Marat Khamadeev
Researchers improved a reinforcement learning-based model for drug discovery
Medications have intrigued people since ancient times. Since then, pharmacology has evolved into a full-fledged science. However, despite significant progress, there is still no drug therapy for many diseases. For this reason, the design of new drugs remains a relevant task.
For a long time, the only way to discover a new drug was through laboratory experiments. With the development of computing in the 20th century, numerical methods of molecular modeling emerged, allowing researchers to reduce the number of candidates considered at the in vitro stage and, in general, to shorten the entire drug discovery cycle. In the case of drugs, it is necessary to find a molecular structure with desired biological functionality, e.g., an ability to activate or suppress a target protein via binding to it. Here, the target protein refers to a molecule involved in a specific metabolic or signaling pathway associated with a particular disease state.
Traditionally, this search has been conducted using various numerical methods. For example, during virtual screening, an algorithm selects suitable chemical compounds from a database based on an estimation of protein-ligand interaction characteristics obtained by molecular modeling. However, such databases do not cover all possible molecules, which excludes the identification of previously unknown compounds. Additionally, exploring all options can often be too expensive.
In recent years, generative approaches based on deep learning have gained popularity, capable of overcoming these limitations. These include approaches based on reinforcement learning (RL). In these methods, the state space in which the search occurs is represented by a set of various molecular graphs, where atoms represent graph nodes and edges correspond to chemical bonds. The addition or removal of an atom or molecular fragment can be viewed as an action taken by the agent.

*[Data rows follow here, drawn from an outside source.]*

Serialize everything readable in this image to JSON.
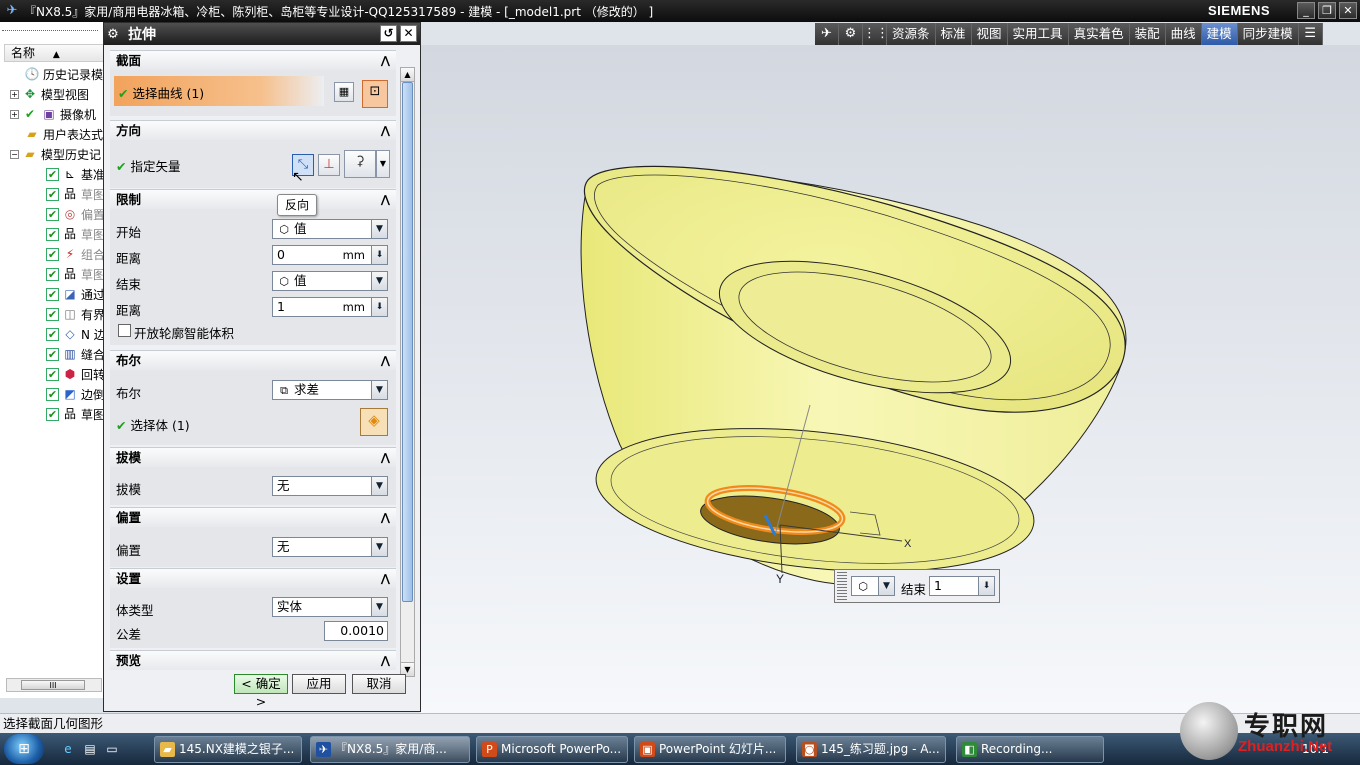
{
  "window": {
    "title": "『NX8.5』家用/商用电器冰箱、冷柜、陈列柜、岛柜等专业设计-QQ125317589 - 建模 - [_model1.prt （修改的） ]",
    "brand": "SIEMENS",
    "min": "_",
    "restore": "❐",
    "close": "✕"
  },
  "toolbar": {
    "items": [
      "资源条",
      "标准",
      "视图",
      "实用工具",
      "真实着色",
      "装配",
      "曲线",
      "建模",
      "同步建模"
    ],
    "active": "建模"
  },
  "navigator": {
    "column_header": "名称",
    "rows": [
      "历史记录模",
      "模型视图",
      "摄像机",
      "用户表达式",
      "模型历史记",
      "基准",
      "草图",
      "偏置",
      "草图",
      "组合",
      "草图",
      "通过",
      "有界",
      "N 边",
      "缝合",
      "回转",
      "边倒",
      "草图"
    ],
    "scroll_label": "III"
  },
  "dialog": {
    "title": "拉伸",
    "sections": {
      "section": "截面",
      "direction": "方向",
      "limits": "限制",
      "boolean": "布尔",
      "draft": "拔模",
      "offset": "偏置",
      "settings": "设置",
      "preview": "预览"
    },
    "select_curve": "选择曲线 (1)",
    "specify_vector": "指定矢量",
    "tooltip": "反向",
    "start_label": "开始",
    "start_value": "值",
    "distance_label": "距离",
    "start_distance": "0",
    "unit": "mm",
    "end_label": "结束",
    "end_value": "值",
    "end_distance": "1",
    "open_profile": "开放轮廓智能体积",
    "boolean_label": "布尔",
    "boolean_value": "求差",
    "select_body": "选择体 (1)",
    "draft_label": "拔模",
    "draft_value": "无",
    "offset_label": "偏置",
    "offset_value": "无",
    "body_type_label": "体类型",
    "body_type_value": "实体",
    "tolerance_label": "公差",
    "tolerance_value": "0.0010",
    "ok": "< 确定 >",
    "apply": "应用",
    "cancel": "取消"
  },
  "float_input": {
    "label": "结束",
    "value": "1"
  },
  "axes": {
    "x": "X",
    "y": "Y"
  },
  "status": "选择截面几何图形",
  "taskbar": {
    "tasks": [
      "145.NX建模之银子...",
      "『NX8.5』家用/商...",
      "Microsoft PowerPo...",
      "PowerPoint 幻灯片...",
      "145_练习题.jpg - A...",
      "Recording..."
    ],
    "clock": "10:1"
  },
  "watermark": {
    "cn": "专职网",
    "en": "Zhuanzhi.Net"
  },
  "colors": {
    "accent": "#3a64b8",
    "model": "#f2f199",
    "orange": "#f5a14a"
  }
}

A scheme of RL-based sequential generation methods
One of the most promising RL approaches for finding the desired molecules is FREED presented in 2021. FREED solves the task by optimizing the estimate of protein-ligand binding affinity.
Researchers from the "DL in Life Sciences" team at AIRI strongly believe in the approach used in FREED. However, they found that this model contains bugs and inefficient blocks, and also has several other limitations.
Initially, the scientists fixed all the bugs and inconsistencies, which improved the quality of generation. The resulting model was dubbed FFREED (Fixed FREED). In the next step, the researchers simplified the actor architecture, which ultimately accelerated the search. The final model, named FREED++, turned out to be 8.5 times faster and 22 times less memory-intensive than the FFREED model. Additionally, the model was accelerated and simplified without any loss in generation quality. The authors demonstrated that both FFREED and FREED++ models are capable of generating molecules with higher affinity values than existing approaches.
Comparison of FREED, FFREED and FREED++ with baselines on docking score optimization task for USP7 target. The table presents the percentage of unique generated molecules as well as characteristics of the distribution of binding affinity.
The article with technical details has been published in the journal Transactions on Machine Learning Research, and the code is available on GitHub.